Advertisement

1930'lardaki büyük buhran sonrasında dünyada fiyat istikrarı hedefi gözden düşmüş, ekonomik büyüme öncelikli hedef halini almıştı. 1970'lere kadar bu böyle devam etti. Büyük ölçüde bu dönemde fiyat istikrarı içinde büyüme başarıldı.
1970'lerin sonundan itibaren enflasyon artınca fiyat istikrarı yeniden öncelikli hedef haline geldi. Dünyanın birçok ülkesinde para politikası maliye politikalarından bağımsızlaştırıldı. Birçok merkez bankası enflasyon hedeflemesine geçti. Büyük ölçüde bu dönemde de fiyat istikrarı içinde büyüme başarıldı.



HEDEFLER ARTTI
Son küresel kriz öncelikleri yeniden değiştirdi. Artık, "biraz enflasyon olursa da olur" denmeye başlandı. Ekonomik büyüme, finansal istikrar ve ödemeler dengesi gibi hedefler öne çıktı. Merkez bankalarının fiyat istikrarı dışındaki hedeflere de odaklanması gerektiği çok daha fazla konuşulmaya başlandı.
Küresel kriz sonrası dönemi diğer dönüşüm dönemlerinden ayıran en büyük özellik bazı büyük ekonomilerde büyüme sıkıntısı çekildiği bir dönemde fiyat istikrarının bozulmasının da yaşanması oldu. Tam ekonomik büyümeye öncelik vermeye çalışılırken, enflasyon da birçok ülkede başını kaldırmaya başladı. Halbuki, 1930'larda büyüme öncelikli hale gelmişken, fiyat istikrarı içinde büyümeye geçilebilmişti. 1980'lerde fiyat istikrarı öncelikliyken, büyümeden çok fazla fedakârlık yapma durumunda kalınmamıştı. Bir ikilem yaşanmaya başlandı.
İçinde IMF'nin baş iktisatçısı Oliver Blanchard ın da bulunduğu bir grup iktisatçı "fiyat istikrarının bozulma riskinin artık bir süre göz ardı edilmesi gerektiğini" vurgulamaya başladı. Hedeflenen büyüklüklerin sayısı arttı. Bu bakış açısı bazı büyük merkez bankalarının politikalarına da yansımış gibi görünüyor.

ENFLASYON HEDEFLEMESİ TERK EDİLEBİLİR
Euro Bölgesi ve İngiltere merkez bankaları açık enflasyon hedeflemesini benimsiyorlar.
Hedeflenen enflasyon düzeyi yıllık yüzde 2. İngiltere Merkez Bankası enflasyonun yıllık yüzde 3'ü geçmesi durumunda hükümete mektup yazıyor.
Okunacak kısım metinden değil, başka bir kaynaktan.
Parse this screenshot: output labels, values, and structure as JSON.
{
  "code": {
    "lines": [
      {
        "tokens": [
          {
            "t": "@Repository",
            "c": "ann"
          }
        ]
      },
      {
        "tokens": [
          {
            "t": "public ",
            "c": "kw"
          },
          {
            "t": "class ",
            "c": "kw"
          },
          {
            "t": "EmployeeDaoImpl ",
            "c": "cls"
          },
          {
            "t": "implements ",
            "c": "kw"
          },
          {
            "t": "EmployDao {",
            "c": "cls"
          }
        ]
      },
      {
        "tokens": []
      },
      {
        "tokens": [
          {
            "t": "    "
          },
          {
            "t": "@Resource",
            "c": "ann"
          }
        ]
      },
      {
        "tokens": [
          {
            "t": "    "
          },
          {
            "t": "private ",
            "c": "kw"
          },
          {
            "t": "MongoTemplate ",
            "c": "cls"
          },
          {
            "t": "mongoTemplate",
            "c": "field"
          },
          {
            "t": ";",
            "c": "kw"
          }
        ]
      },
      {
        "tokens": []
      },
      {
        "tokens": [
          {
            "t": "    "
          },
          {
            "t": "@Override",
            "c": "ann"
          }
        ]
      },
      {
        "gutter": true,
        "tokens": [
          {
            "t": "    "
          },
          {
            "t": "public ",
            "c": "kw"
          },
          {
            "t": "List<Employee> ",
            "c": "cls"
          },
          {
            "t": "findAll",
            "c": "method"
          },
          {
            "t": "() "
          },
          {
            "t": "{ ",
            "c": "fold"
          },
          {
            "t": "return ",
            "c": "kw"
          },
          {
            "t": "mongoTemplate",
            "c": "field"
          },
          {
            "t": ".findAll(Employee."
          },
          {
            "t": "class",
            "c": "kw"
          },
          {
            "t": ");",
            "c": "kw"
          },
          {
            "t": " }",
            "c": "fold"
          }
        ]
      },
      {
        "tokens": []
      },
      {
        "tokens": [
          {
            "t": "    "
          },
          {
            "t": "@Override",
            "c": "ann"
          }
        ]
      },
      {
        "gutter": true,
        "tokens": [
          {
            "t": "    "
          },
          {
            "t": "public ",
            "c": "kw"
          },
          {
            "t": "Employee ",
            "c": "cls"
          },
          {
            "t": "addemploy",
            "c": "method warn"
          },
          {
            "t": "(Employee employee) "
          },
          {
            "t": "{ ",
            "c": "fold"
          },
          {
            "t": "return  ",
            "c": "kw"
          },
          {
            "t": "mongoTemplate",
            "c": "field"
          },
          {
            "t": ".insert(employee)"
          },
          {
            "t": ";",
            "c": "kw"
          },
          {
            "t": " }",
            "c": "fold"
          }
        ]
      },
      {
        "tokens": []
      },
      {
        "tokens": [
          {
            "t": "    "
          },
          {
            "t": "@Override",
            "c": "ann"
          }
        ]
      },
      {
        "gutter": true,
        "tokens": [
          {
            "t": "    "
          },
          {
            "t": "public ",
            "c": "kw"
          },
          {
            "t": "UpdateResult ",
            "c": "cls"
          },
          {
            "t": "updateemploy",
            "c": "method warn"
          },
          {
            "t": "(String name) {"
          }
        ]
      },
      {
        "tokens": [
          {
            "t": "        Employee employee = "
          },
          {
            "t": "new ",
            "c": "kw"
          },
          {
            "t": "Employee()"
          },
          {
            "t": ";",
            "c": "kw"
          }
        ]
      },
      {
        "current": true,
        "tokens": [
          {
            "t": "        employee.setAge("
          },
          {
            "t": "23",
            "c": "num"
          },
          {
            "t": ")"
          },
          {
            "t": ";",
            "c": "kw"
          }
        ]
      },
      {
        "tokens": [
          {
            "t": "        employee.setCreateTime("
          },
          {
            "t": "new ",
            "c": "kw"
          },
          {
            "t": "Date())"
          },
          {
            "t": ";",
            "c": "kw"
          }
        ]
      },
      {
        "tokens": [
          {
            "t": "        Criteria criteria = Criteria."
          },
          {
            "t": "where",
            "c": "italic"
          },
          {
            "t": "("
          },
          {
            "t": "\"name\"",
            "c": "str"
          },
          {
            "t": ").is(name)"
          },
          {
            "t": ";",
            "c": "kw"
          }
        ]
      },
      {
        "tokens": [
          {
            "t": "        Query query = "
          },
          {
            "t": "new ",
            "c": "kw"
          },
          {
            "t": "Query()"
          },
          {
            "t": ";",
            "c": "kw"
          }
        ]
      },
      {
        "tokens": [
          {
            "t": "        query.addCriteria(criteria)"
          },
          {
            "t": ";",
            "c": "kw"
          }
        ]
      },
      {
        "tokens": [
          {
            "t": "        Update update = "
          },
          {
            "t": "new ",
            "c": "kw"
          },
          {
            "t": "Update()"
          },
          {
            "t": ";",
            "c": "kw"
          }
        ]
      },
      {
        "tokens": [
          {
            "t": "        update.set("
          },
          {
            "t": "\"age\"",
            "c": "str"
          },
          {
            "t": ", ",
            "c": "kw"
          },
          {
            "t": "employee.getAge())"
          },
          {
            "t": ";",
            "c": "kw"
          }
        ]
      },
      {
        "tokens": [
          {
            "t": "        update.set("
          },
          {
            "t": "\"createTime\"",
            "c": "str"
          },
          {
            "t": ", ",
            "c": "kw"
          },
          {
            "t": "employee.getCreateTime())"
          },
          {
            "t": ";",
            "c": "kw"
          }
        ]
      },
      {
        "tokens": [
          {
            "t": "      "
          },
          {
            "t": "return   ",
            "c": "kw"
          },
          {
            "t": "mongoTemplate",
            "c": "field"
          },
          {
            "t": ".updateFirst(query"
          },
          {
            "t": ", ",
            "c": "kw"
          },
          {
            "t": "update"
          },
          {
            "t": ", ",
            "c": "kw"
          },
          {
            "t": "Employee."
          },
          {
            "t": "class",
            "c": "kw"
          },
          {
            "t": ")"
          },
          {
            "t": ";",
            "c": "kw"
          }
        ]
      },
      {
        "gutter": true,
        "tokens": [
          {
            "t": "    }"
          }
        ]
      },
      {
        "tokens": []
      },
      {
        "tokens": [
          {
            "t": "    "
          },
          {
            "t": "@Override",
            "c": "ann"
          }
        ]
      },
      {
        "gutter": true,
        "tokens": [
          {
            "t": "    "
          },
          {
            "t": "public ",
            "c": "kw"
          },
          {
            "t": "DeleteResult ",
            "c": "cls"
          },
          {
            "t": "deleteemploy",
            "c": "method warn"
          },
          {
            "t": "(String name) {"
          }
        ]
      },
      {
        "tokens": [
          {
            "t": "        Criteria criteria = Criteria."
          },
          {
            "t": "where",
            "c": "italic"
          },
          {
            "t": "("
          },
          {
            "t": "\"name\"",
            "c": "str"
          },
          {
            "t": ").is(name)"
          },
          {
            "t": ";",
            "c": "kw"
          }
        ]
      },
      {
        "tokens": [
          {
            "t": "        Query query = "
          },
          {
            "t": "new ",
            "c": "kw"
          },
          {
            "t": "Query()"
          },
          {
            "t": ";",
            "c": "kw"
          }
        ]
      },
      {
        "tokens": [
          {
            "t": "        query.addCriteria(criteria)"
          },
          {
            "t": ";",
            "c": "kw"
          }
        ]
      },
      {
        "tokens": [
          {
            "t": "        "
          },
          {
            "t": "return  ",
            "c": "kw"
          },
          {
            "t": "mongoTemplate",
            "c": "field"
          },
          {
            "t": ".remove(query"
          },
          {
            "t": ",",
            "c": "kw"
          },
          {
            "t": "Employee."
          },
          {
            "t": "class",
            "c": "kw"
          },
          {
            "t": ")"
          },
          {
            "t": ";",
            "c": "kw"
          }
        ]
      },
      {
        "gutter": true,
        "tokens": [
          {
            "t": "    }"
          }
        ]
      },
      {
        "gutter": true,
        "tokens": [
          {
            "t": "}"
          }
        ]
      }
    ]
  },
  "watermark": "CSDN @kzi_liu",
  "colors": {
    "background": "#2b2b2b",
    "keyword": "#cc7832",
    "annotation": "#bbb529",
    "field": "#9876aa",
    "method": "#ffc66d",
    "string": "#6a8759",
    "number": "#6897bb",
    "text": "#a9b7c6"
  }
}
Euro Bölgesinde de, İngiltere de de enflasyon hedefin üzerinde ve yükseliyor.
Grafikten de göründüğü gibi, İngiltere'de yıllık enflasyon geçen yılın başından bu yana yüzde 3'ün üzerinde. Ama, Merkez Bankası para politikasının duruşunu değiştirmiyor. Buna karşılık, Avrupa Merkez Bankası enflasyonun hedefin üzerine çıktığında hiç kimseye mektup yazmıyor, ama şimdiden para politikasının sıkılaştırılması gerektiği konusunda işaretler vermeye başladı.
İki farklı merkez bankası, ikisinde de yükselen enflasyon ve iki farklı bakış açısı gözlüyoruz. İngiltere'de "biraz enflasyondan zarar çıkmaz" deniyor, ama merkez bankasının hedefi ciddiye almadığı izlenimi vererek itibarı zedeleniyor. Euro Bölgesi nde ise, birçok sorunlarına rağmen, merkez bankasının itibarı her şeyin üzerinde tutuluyor.
Önümüzdeki dönemde bazı merkez bankalarının enflasyon hedeflemesini terk etmesi şaşırtıcı olmayacak. Şaşırtıcı olmayacak bir başka gelişme de, fiyat istikrarının gözden düştüğü ülkelerde giderek yükselen enflasyon olacak. Yeniden fiyat istikrarı öncelikli hedef olduğunda ise, fiyat istikrarının yeniden tesisinin ekonomik büyümeden fedakârlık anlamındaki maliyeti bugünkünden daha fazla olabilecek.